Hi Rob, a co-author of "The Promptware Kill Chain" here (https://arxiv.org/abs/2601.09625).
This is a great post, thank you.
A few points to consider:
1. in 2025, Palo Unit 42 researchers simulated a ransomware attack integrating GenAI at each stage of the attack: "Our testing took the time to exfiltration from the median of two days down to 25 minutes - about 100 times faster" (https://www.paloaltonetworks.com/resources/research/unit-42-incident-response-report-2025).
2. Much of our defense rests on "prevention will eventually fail", making rapid detection the primary defensive strategy. That's a losing position long-term if attackers operate at machine speed - we're reduced to a race of who out-automates whom (As Chuvakin put it in a different context). There are some other strategies in the literature, but nothing yet mainstream.

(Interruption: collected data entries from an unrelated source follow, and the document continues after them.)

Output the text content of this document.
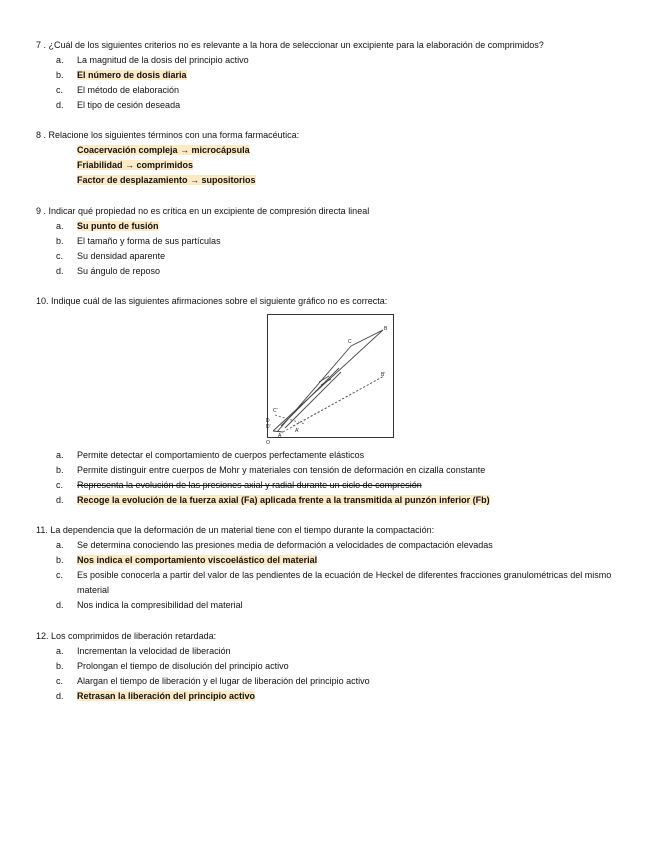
7 . ¿Cuál de los siguientes criterios no es relevante a la hora de seleccionar un excipiente para la elaboración de comprimidos?
a. La magnitud de la dosis del principio activo
b. El número de dosis diaria
c. El método de elaboración
d. El tipo de cesión deseada
8 . Relacione los siguientes términos con una forma farmacéutica:
Coacervación compleja → microcápsula
Friabilidad → comprimidos
Factor de desplazamiento → supositorios
9 . Indicar qué propiedad no es crítica en un excipiente de compresión directa lineal
a. Su punto de fusión
b. El tamaño y forma de sus partículas
c. Su densidad aparente
d. Su ángulo de reposo
10. Indique cuál de las siguientes afirmaciones sobre el siguiente gráfico no es correcta:
B
C
B'
C'
D
D'
A
A'
O
a. Permite detectar el comportamiento de cuerpos perfectamente elásticos
b. Permite distinguir entre cuerpos de Mohr y materiales con tensión de deformación en cizalla constante
c. Representa la evolución de las presiones axial y radial durante un ciclo de compresión
d. Recoge la evolución de la fuerza axial (Fa) aplicada frente a la transmitida al punzón inferior (Fb)
11. La dependencia que la deformación de un material tiene con el tiempo durante la compactación:
a. Se determina conociendo las presiones media de deformación a velocidades de compactación elevadas
b. Nos indica el comportamiento viscoelástico del material
c. Es posible conocerla a partir del valor de las pendientes de la ecuación de Heckel de diferentes fracciones granulométricas del mismo material
d. Nos indica la compresibilidad del material
12. Los comprimidos de liberación retardada:
a. Incrementan la velocidad de liberación
b. Prolongan el tiempo de disolución del principio activo
c. Alargan el tiempo de liberación y el lugar de liberación del principio activo
d. Retrasan la liberación del principio activo
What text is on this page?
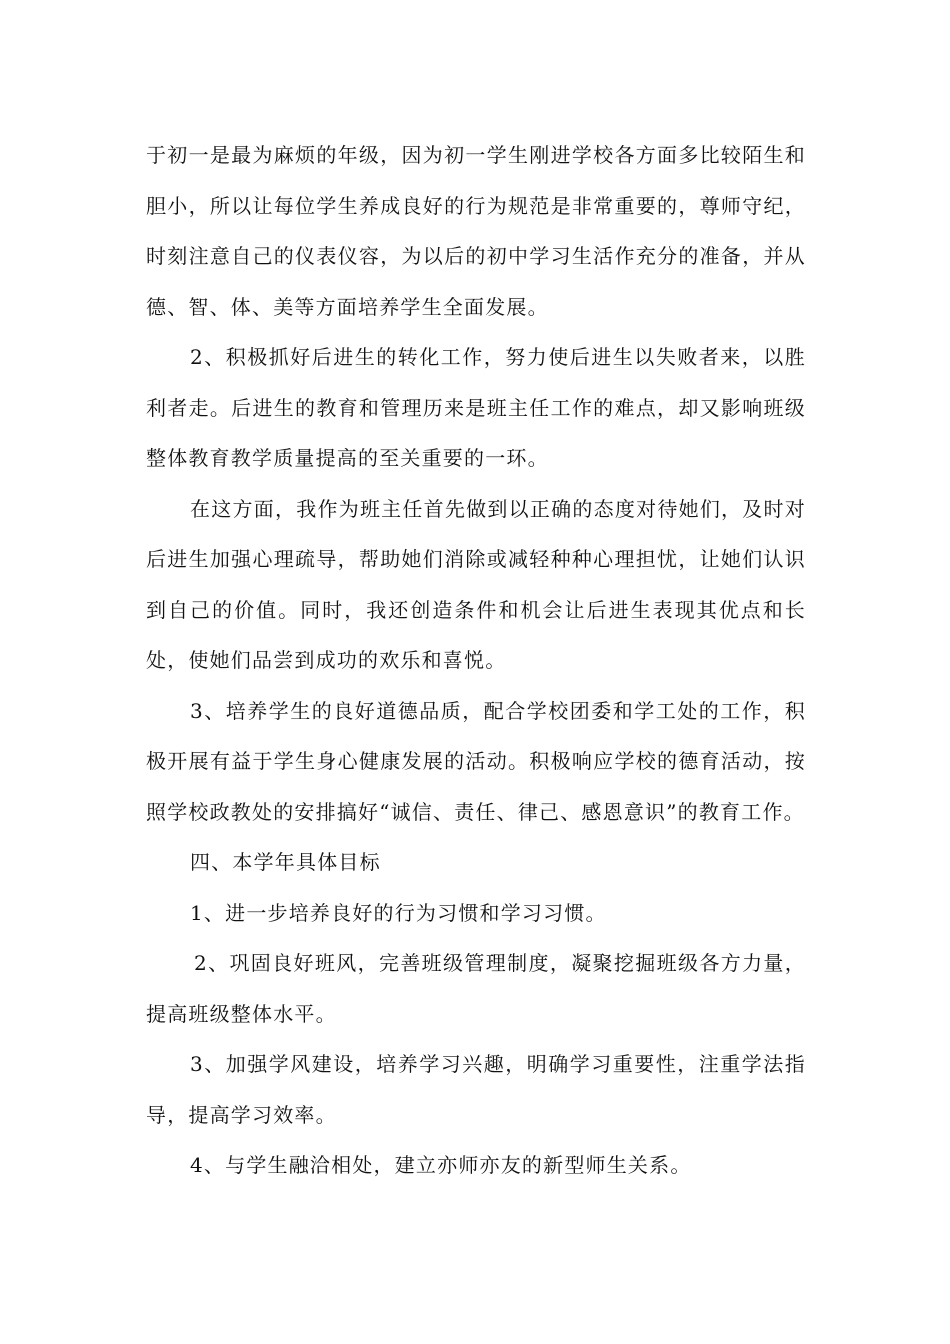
于初一是最为麻烦的年级，因为初一学生刚进学校各方面多比较陌生和胆小，所以让每位学生养成良好的行为规范是非常重要的，尊师守纪，时刻注意自己的仪表仪容，为以后的初中学习生活作充分的准备，并从德、智、体、美等方面培养学生全面发展。

2、积极抓好后进生的转化工作，努力使后进生以失败者来，以胜利者走。后进生的教育和管理历来是班主任工作的难点，却又影响班级整体教育教学质量提高的至关重要的一环。

在这方面，我作为班主任首先做到以正确的态度对待她们，及时对后进生加强心理疏导，帮助她们消除或减轻种种心理担忧，让她们认识到自己的价值。同时，我还创造条件和机会让后进生表现其优点和长处，使她们品尝到成功的欢乐和喜悦。

3、培养学生的良好道德品质，配合学校团委和学工处的工作，积极开展有益于学生身心健康发展的活动。积极响应学校的德育活动，按照学校政教处的安排搞好“诚信、责任、律己、感恩意识”的教育工作。

四、本学年具体目标

1、进一步培养良好的行为习惯和学习习惯。

2、巩固良好班风，完善班级管理制度，凝聚挖掘班级各方力量，提高班级整体水平。

3、加强学风建设，培养学习兴趣，明确学习重要性，注重学法指导，提高学习效率。

4、与学生融洽相处，建立亦师亦友的新型师生关系。
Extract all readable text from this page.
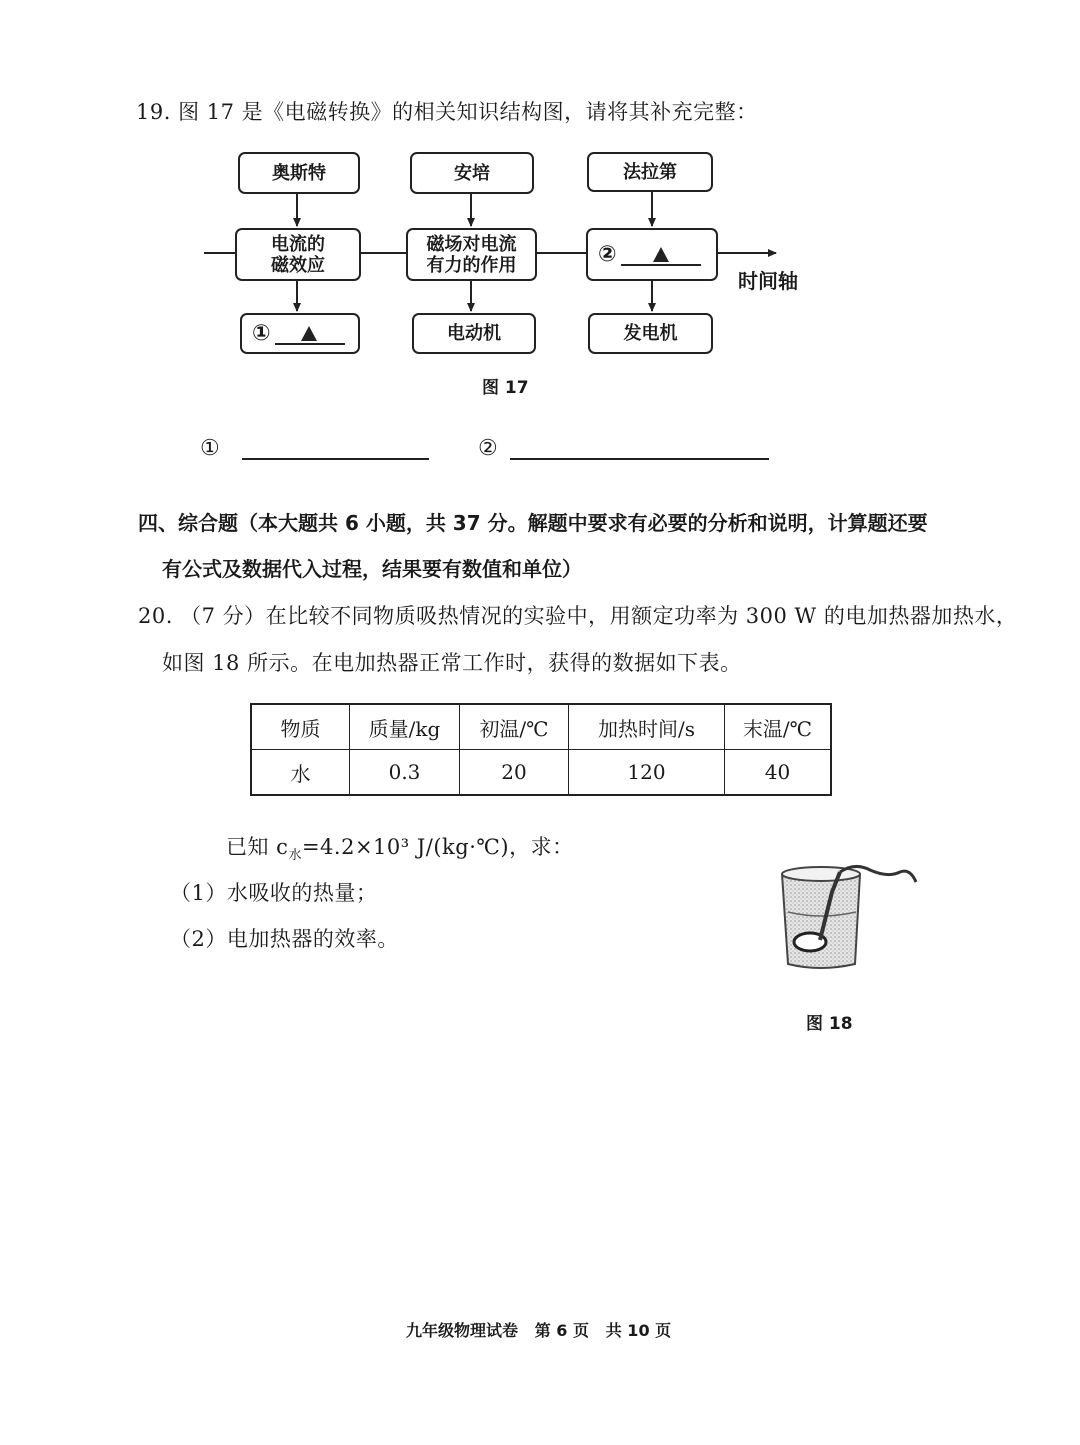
19. 图 17 是《电磁转换》的相关知识结构图，请将其补充完整：
奥斯特	安培	法拉第
电流的
磁效应
磁场对电流
有力的作用	②
时间轴
①	电动机	发电机
图 17
①	②
四、综合题（本大题共 6 小题，共 37 分。解题中要求有必要的分析和说明，计算题还要
有公式及数据代入过程，结果要有数值和单位）
20. （7 分）在比较不同物质吸热情况的实验中，用额定功率为 300 W 的电加热器加热水，
如图 18 所示。在电加热器正常工作时，获得的数据如下表。
物质	质量/kg	初温/℃	加热时间/s	末温/℃
水	0.3	20	120	40
已知 $c_水=4.2\times 10^3$ J/(kg·℃)，求：
（1）水吸收的热量；
（2）电加热器的效率。
图 18
九年级物理试卷 第 6 页 共 10 页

3. That said, not everything scales with AI. Some attack stages are constrained by physical reality. Exfiltration, for instance, is bounded by the victim's available bandwidth - no amount of AI changes that. What I haven't seen yet is a systematic breakdown of which attack stages are acceleratable by AI and which have hard physical ceilings. That analysis would be worth having.
4. I'm also missing documented real-world incidents where AI involvement was inferred from the speed of the threat actor's operation. Would love to see some evidence here.